Passé l'effet de surprise, les autres groupes avaient riposté en inscrivant le premier texte dans un autre créneau, et LFI avait fini par retirer sa proposition de loi pour écarter le "piège" tendu par le RN. "Nous, nous faisons notre job", a lancé mardi devant la presse le nouveau président du parti, Jordan Bardella.
"On n'est pas responsables du sectarisme des autres. Les électeurs sauront s'en souvenir."
Jordan Bardella, président du Rassemblement nationaldevant la presse
"Le RN est devenu un spécialiste de l'enfoncement des coins à l'intérieur des différents partis. Ses élus savent utiliser les faiblesses de leurs adversaires en reprenant en plus des propositions qui divisent au sein des groupes", analyse le spécialiste de l'extrême droite Erwan Lecœur. Exemple avec le port de l'uniforme à l'école, un sujet de débat au sein de Renaissance. Le parti présidentiel a lancé un groupe de travail sur ce thème, certains soutiens d'Emmanuel Macron voyant d'un bon œil cette proposition. Face à celle du RN, Renaissance s'en sort en critiquant un texte rédigé sans "un travail sérieux sur l'impact".
"Parce que c'est nous"
Est-il néanmoins problématique, vis-à-vis de son électorat, que le RN n'obtienne pas de victoire politique au Palais-Bourbon ? "Non, ils sont très peu jugés par leur électorat, qui ne demande pas beaucoup à ses élus. En revanche, le RN peut, face à l'opposition des autres groupes, revenir à une stratégie très ancienne qui consiste à pointer du doigt la chasse aux sorcières dont il serait victime", développe Erwan Lecœur.

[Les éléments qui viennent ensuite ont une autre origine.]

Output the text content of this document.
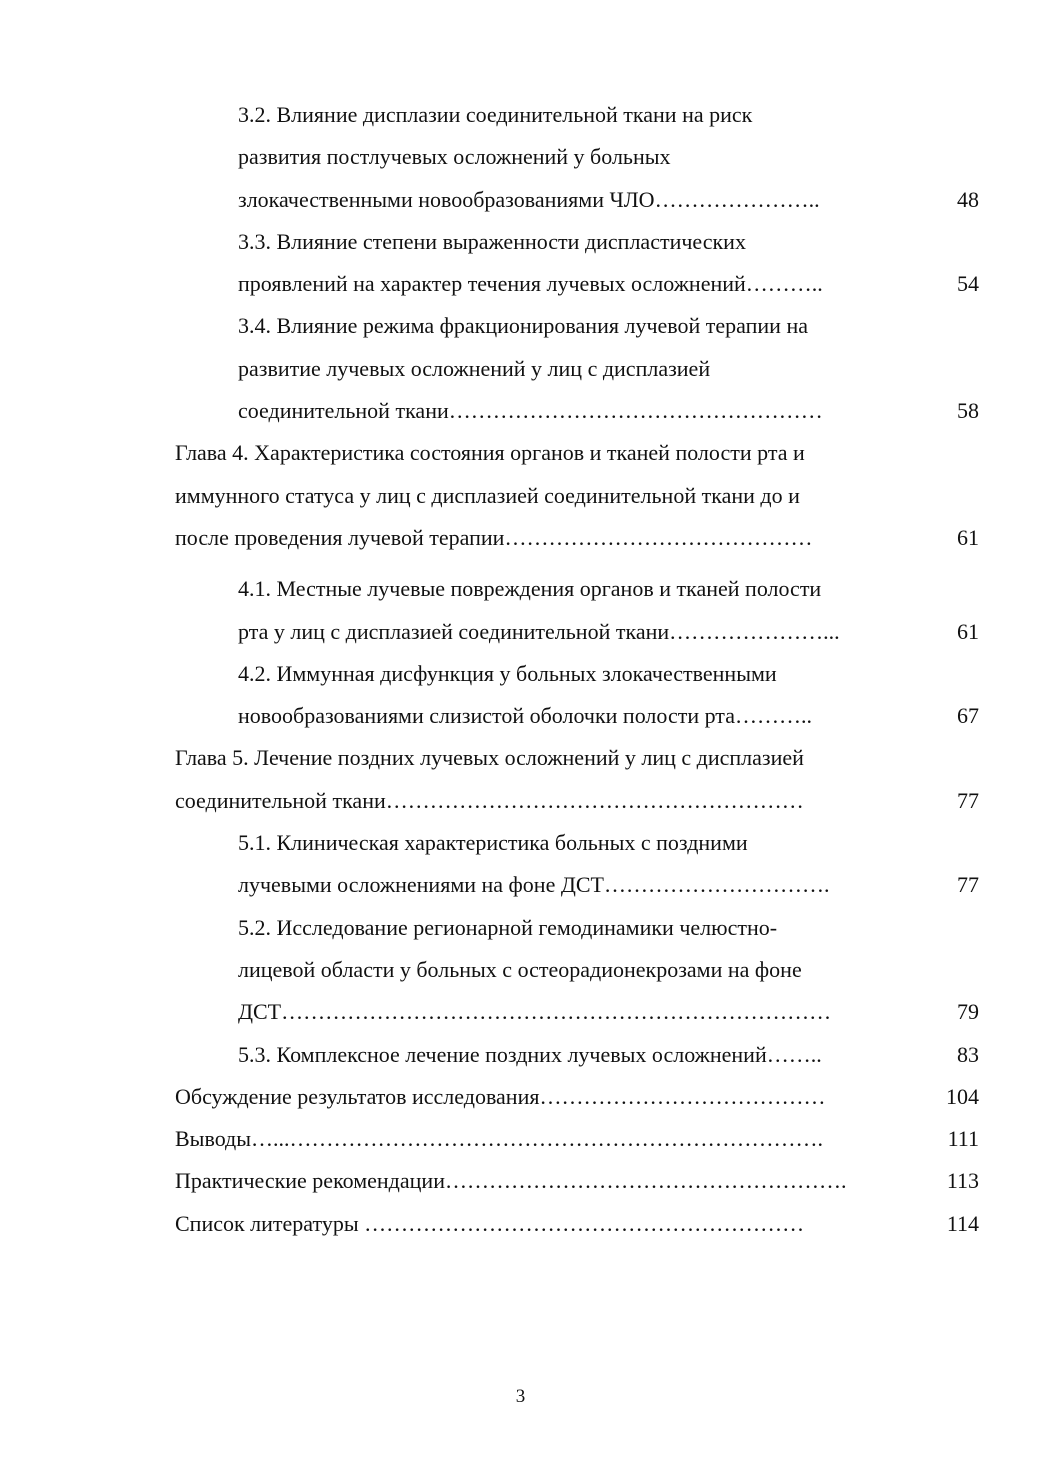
3.2. Влияние дисплазии соединительной ткани на риск
развития постлучевых осложнений у больных
злокачественными новообразованиями ЧЛО…………………..	48
3.3. Влияние степени выраженности диспластических
проявлений на характер течения лучевых осложнений………..	54
3.4. Влияние режима фракционирования лучевой терапии на
развитие лучевых осложнений у лиц с дисплазией
соединительной ткани……………………………………………	58
Глава 4. Характеристика состояния органов и тканей полости рта и
иммунного статуса у лиц с дисплазией соединительной ткани до и
после проведения лучевой терапии……………………………………	61
4.1. Местные лучевые повреждения органов и тканей полости
рта у лиц с дисплазией соединительной ткани…………………...	61
4.2. Иммунная дисфункция у больных злокачественными
новообразованиями слизистой оболочки полости рта………..	67
Глава 5. Лечение поздних лучевых осложнений у лиц с дисплазией
соединительной ткани…………………………………………………	77
5.1. Клиническая характеристика больных с поздними
лучевыми осложнениями на фоне ДСТ………………………….	77
5.2. Исследование регионарной гемодинамики челюстно-
лицевой области у больных с остеорадионекрозами на фоне
ДСТ…………………………………………………………………	79
5.3. Комплексное лечение поздних лучевых осложнений……..	83
Обсуждение результатов исследования…………………………………	104
Выводы…...……………………………………………………………….	111
Практические рекомендации……………………………………………….	113
Список литературы ……………………………………………………	114
3
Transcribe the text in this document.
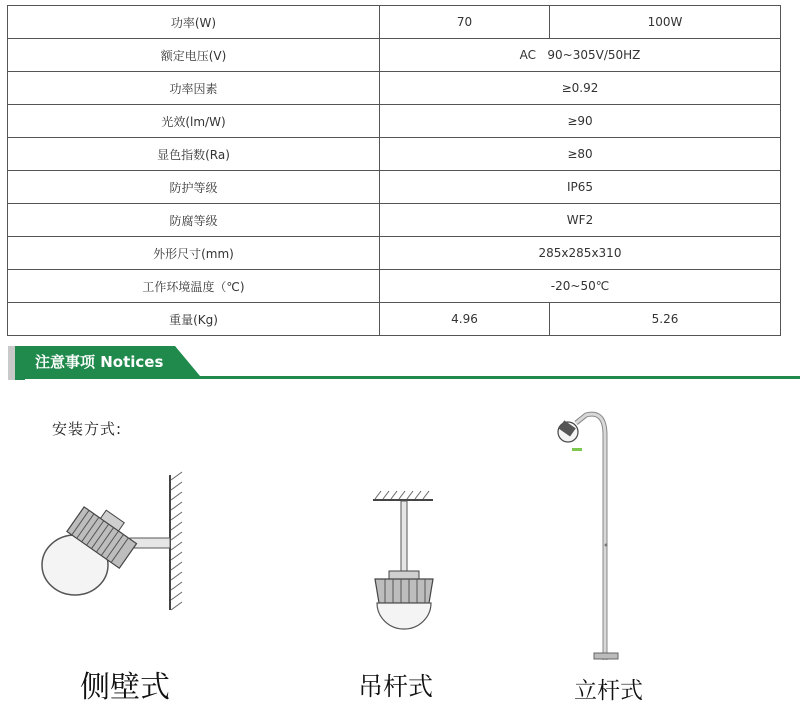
功率(W)	70	100W
额定电压(V)	AC   90~305V/50HZ	
功率因素	≥0.92	
光效(lm/W)	≥90	
显色指数(Ra)	≥80	
防护等级	IP65	
防腐等级	WF2	
外形尺寸(mm)	285x285x310	
工作环境温度（℃)	-20~50℃	
重量(Kg)	4.96	5.26
注意事项 Notices
安装方式:
侧壁式	吊杆式	立杆式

"Leur objectif n'est pas de faire passer des textes mais d'apparaître comme les victimes du système. L'idée, c'est de dire : 'Regardez, nous sommes la seule opposition et tout le monde s'oppose à nous."
Erwan Lecœur, politologue spécialiste de l'extrême droiteà franceinfo
En portant des sujets plus consensuels, le parti de Marine Le Pen peut d'autant plus interpeller les autres partis sur le fait "qu'ils ne sont pas cohérents", estime encore le politologue.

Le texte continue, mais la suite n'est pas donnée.